A report by the National Consumer Law Center entitled Past Imperfect: How Credit Scores and Other Analytics “Bake In” and Perpetuate Past Discrimination shows how past discrimination perpetuates low credit scores. Credit reporting and credit scoring are supposed to be objective, with no room for flawed tools such as human judgment and biases. Yet for years, study after study has found that African-American and Latino communities have lower credit scores as a group than whites and Asians. The report discusses how credit scores perpetuate racial and economic inequality. Eliminating the impacts of past discrimination may require treating disadvantaged groups differently. The report includes some policy reforms and a list of studies and other resources that could assist advocates working on reform.

Banks and payday lenders have had a good deal going for a while: They could break the law, trick their customers in illegal ways, and not have to face any consumer lawsuits. Armed by some pretty bad 5-4 Supreme Court decisions, they could hide behind Forced Arbitration clauses (fine print contracts that say consumers can’t go to court even when a bank acts illegally), even when it was clear that the arbitration clauses made it impossible for a consumer to protect their rights.

But the free ride is coming to an end. After an extensive study, that proved beyond any doubt how unfair these fine print clauses have been for consumers, the CFPB is taking a strong step to reign in these abusive practice. In a new rule, the CFPB says banks can no longer use forced arbitration clauses to ban consumers from joining together in class action lawsuits. That means banks can no longer just wipe away the most effective means consumers often have for fighting illegal behavior.

This is a common sense rule that will go a long way in combating some of the financial industry’s worst practices.

The Consumer Financial Protection Bureau has a report on the 26 million Americans who are “credit invisible.” The Bureau found that one in every 10 adults do not have any credit history with a nationwide consumer reporting agency. About 189 million Americans have credit records that can be scored.

The report also found that Black consumers, Hispanic consumers, and consumers in low-income neighborhoods are more likely to have no credit history with a nationwide consumer reporting agency or not enough current credit history to produce a credit score.

Another 19 million consumers have unscored credit records, which is 8 percent of the adult population. The credit scoring models, which are based on credit histories, don’t produce any score for people with insufficient credit history or a lack of recent credit history.

Consumers are often confused about the effect of inquiries on their credit scores. CreditCards.com consulted experts about the differences between hard and soft inquiries, how the big three credit bureaus’ report on inquiries, and inquiries’ effects on credit scores.  Their experts explained that a hard inquiry means the consumer  actively applied. for credit. Soft inquiries are reported anytime you review your own personal credit report, your credit is evaluated by existing creditors, or you receive a promotional credit card offer in the mail. Soft inquiries have no impact on your credit report or score.

How big of a hit on your score do hard inquiries create?
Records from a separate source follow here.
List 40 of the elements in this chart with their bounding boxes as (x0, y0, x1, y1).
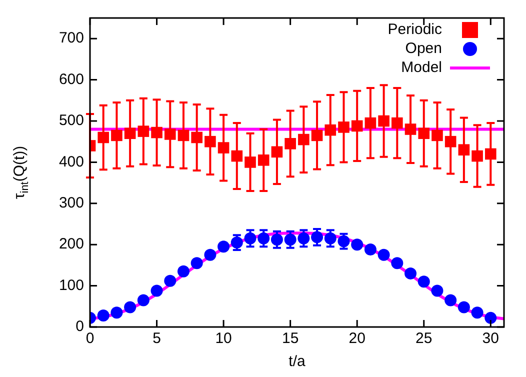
x-tick-label: 20 (348, 330, 366, 348)
y-tick-label: 200 (58, 236, 84, 253)
y-tick-label: 500 (58, 112, 84, 130)
y-axis-title: τint(Q(t)) (11, 146, 31, 200)
point (204, 248, 216, 261)
legend-label: Model (401, 59, 442, 76)
point (137, 294, 150, 306)
y-tick-label: 700 (58, 30, 84, 47)
point (418, 276, 430, 288)
y-tick-label: 300 (58, 194, 84, 212)
y-tick-label: 0 (76, 318, 84, 336)
y-tick-label: 600 (58, 70, 84, 88)
point (404, 267, 417, 280)
point (364, 244, 376, 256)
point (218, 240, 230, 253)
point (484, 312, 497, 324)
point (391, 257, 404, 270)
point (471, 306, 484, 319)
point (97, 309, 110, 322)
point (164, 274, 176, 287)
x-tick-label: 30 (482, 330, 499, 348)
point (110, 306, 123, 319)
point (444, 294, 457, 306)
point (124, 301, 136, 314)
y-tick-label: 400 (58, 153, 84, 170)
point (431, 284, 444, 297)
point (190, 257, 203, 270)
x-tick-label: 5 (152, 330, 161, 348)
y-tick-label: 100 (58, 276, 84, 294)
x-tick-label: 10 (215, 330, 232, 348)
legend-label: Open (405, 40, 442, 58)
x-axis-title: t/a (288, 353, 306, 370)
point (150, 284, 163, 297)
point (351, 238, 364, 251)
point (458, 301, 470, 314)
point (177, 265, 190, 278)
x-tick-label: 15 (282, 330, 299, 348)
legend-label: Periodic (388, 21, 442, 38)
point (378, 248, 390, 261)
x-tick-label: 25 (416, 330, 432, 348)
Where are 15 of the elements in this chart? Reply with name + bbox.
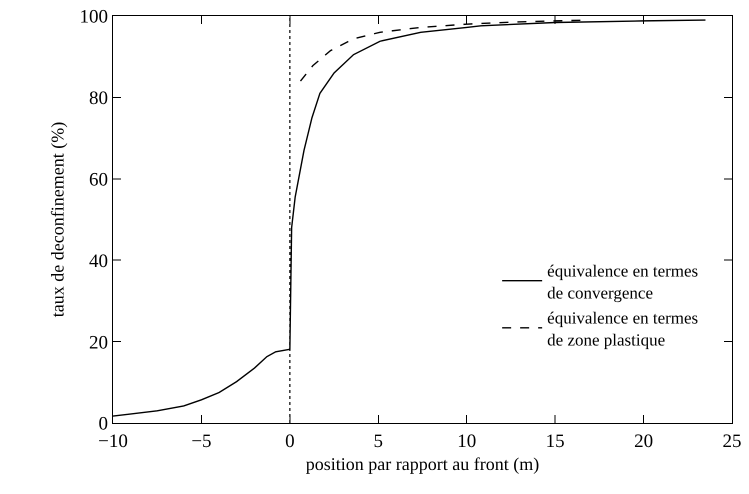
y-tick-label: 100 bbox=[80, 6, 108, 28]
y-tick-label: 20 bbox=[89, 332, 108, 354]
x-tick-label: 15 bbox=[546, 430, 565, 452]
x-tick-label: 0 bbox=[285, 430, 295, 452]
x-tick-label: 25 bbox=[722, 430, 742, 452]
x-tick-label: 10 bbox=[457, 430, 476, 452]
x-tick-label: 20 bbox=[634, 430, 654, 452]
x-tick-label: 5 bbox=[374, 430, 384, 452]
y-tick-label: 60 bbox=[89, 169, 108, 190]
y-axis-title: taux de deconfinement (%) bbox=[48, 122, 68, 318]
y-tick-label: 80 bbox=[89, 88, 108, 110]
y-tick-label: 40 bbox=[89, 250, 108, 272]
x-axis-title: position par rapport au front (m) bbox=[306, 454, 540, 474]
legend-label: équivalence en termes de zone plastique bbox=[547, 308, 698, 350]
x-tick-label: −5 bbox=[191, 430, 212, 452]
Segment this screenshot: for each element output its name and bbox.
It varies.“Applying for one credit card every so often is no big deal, but when you apply for more than one at a time, you look desperate for money that you don’t have to prove you have upfront, and that is why it can have a decent effect on lowering your credit score,” says Matthew Coan, owner of the credit card comparison website Casavvy.com.

The impact also depends on existing credit history. “The hit is usually about three to five points per inquiry” according to Priyanka Prakash, of FitBiz Loans. “While that may not seem like much, it adds up – particularly if you have borderline credit to start with. For some people, there’s no impact from a hard pull. In general, the shorter your credit history, the fewer accounts you have and the more recent inquiries you have, the greater the impact.”